If the film is at all critical, the situation is harder. "These days we can be sued for disparaging an industry. It's like it's a felony to say something bad." Linklater shakes his head. "I think they should make it a felony to criticise a film product. Particularly my film product. It's anti-American. I'd like to see people get sued if they wrote a bad review of my movie. If you can't say something nice you shouldn't say anything at all."

"We're joking about this, but it's true," says Schlosser. "You can't criticise these big corporations. If you do you're an anarchist, socialist, whatever."

I suspect, though, that Linklater has always relished his role as an anarchist-socialist-whatever. This is the man who name-tagged a generation with his 1990 breakthrough Slacker and who has since steered a wild, iconoclastic course through American cinema. His films are airy, loquacious, full of warmth and wit. One thinks of those star-crossed chatterboxes, Ethan Hawke and Julie Delpy in Before Sunrise, or the criss-crossing interactions of the teenage revellers from Dazed and Confused. "My plan B has always been to make a film about people who talk a lot," Linklater explains.

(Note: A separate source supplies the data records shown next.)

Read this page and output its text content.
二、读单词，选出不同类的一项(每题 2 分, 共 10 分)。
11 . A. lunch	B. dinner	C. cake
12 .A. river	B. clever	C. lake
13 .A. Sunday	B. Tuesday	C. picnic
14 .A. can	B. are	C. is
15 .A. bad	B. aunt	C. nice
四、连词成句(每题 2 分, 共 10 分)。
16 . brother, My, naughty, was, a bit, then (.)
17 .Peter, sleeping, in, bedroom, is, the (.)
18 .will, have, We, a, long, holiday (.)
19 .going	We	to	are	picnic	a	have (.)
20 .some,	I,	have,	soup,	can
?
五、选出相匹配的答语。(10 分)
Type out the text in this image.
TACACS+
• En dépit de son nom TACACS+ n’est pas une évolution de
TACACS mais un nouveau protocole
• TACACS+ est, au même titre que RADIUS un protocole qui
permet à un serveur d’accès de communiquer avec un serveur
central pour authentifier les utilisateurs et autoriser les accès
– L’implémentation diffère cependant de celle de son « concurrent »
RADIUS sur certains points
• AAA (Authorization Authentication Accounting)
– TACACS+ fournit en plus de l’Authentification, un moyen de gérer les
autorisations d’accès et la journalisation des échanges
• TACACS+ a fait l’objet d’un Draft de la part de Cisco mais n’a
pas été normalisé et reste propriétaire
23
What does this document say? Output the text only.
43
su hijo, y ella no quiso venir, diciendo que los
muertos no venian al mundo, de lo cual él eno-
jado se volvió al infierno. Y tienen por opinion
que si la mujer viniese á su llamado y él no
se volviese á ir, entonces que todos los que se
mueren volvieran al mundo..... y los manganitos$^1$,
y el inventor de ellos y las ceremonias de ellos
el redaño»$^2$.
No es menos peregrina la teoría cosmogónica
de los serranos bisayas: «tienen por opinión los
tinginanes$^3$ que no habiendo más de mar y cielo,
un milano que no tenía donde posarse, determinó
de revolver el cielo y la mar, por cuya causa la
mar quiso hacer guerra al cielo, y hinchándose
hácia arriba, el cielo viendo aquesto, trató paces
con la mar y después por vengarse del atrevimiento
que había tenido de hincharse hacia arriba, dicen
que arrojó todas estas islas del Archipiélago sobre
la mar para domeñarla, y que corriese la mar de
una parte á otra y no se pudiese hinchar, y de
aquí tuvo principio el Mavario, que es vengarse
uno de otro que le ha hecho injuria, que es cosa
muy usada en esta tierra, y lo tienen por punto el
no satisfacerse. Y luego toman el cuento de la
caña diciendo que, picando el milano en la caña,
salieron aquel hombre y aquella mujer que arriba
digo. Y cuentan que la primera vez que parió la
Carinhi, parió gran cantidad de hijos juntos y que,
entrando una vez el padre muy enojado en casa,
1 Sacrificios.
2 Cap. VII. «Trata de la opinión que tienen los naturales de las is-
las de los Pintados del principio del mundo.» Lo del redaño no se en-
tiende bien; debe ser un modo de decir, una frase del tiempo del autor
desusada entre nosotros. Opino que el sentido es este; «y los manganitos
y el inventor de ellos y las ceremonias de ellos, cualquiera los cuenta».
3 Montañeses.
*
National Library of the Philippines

Now, at the age of 44, he is able to mix mainstream crowd-pleasers such as School of Rock with more ambitious projects. Such is his rate of productivity that he has two films showing at Cannes this year: A Scanner Darkly, his Philip K Dick adaptation, screens later this week.

Inevitably, our conversation circles back to the killing floor. Linklater tells me how Mexican abattoirs are much the same as American ones, except cleaner; how the workers in the US are all Mexican anyway - the only thing they had to change was the language on the signs. But there is something preying on his mind. With its twitching carcasses and yellow mounds of fat, the last scene of Fast Food Nation appears expressly designed to put the viewer off meat for life. The problem is that for Linklater, a vegetarian since his 20s, it nearly had the reverse effect.

"It was the craziest situation," he says. "So many of the crew came out saying, 'I will never eat meat again.' But maybe it was all the smells. The warm blood. I swear to God it must have activated some long-dormant enzymes in my stomach, because I came out smelling a medium-rare steak, straight off the grill."

He pauses to chew metaphorically over the implications. "And wouldn't that have been the ultimate failure of this film? If it turned me into a meat eater." By this point he is looking alarmed. "I wouldn't have eaten the steak," he insists, as much to himself as to me. "But for a second there I almost could have."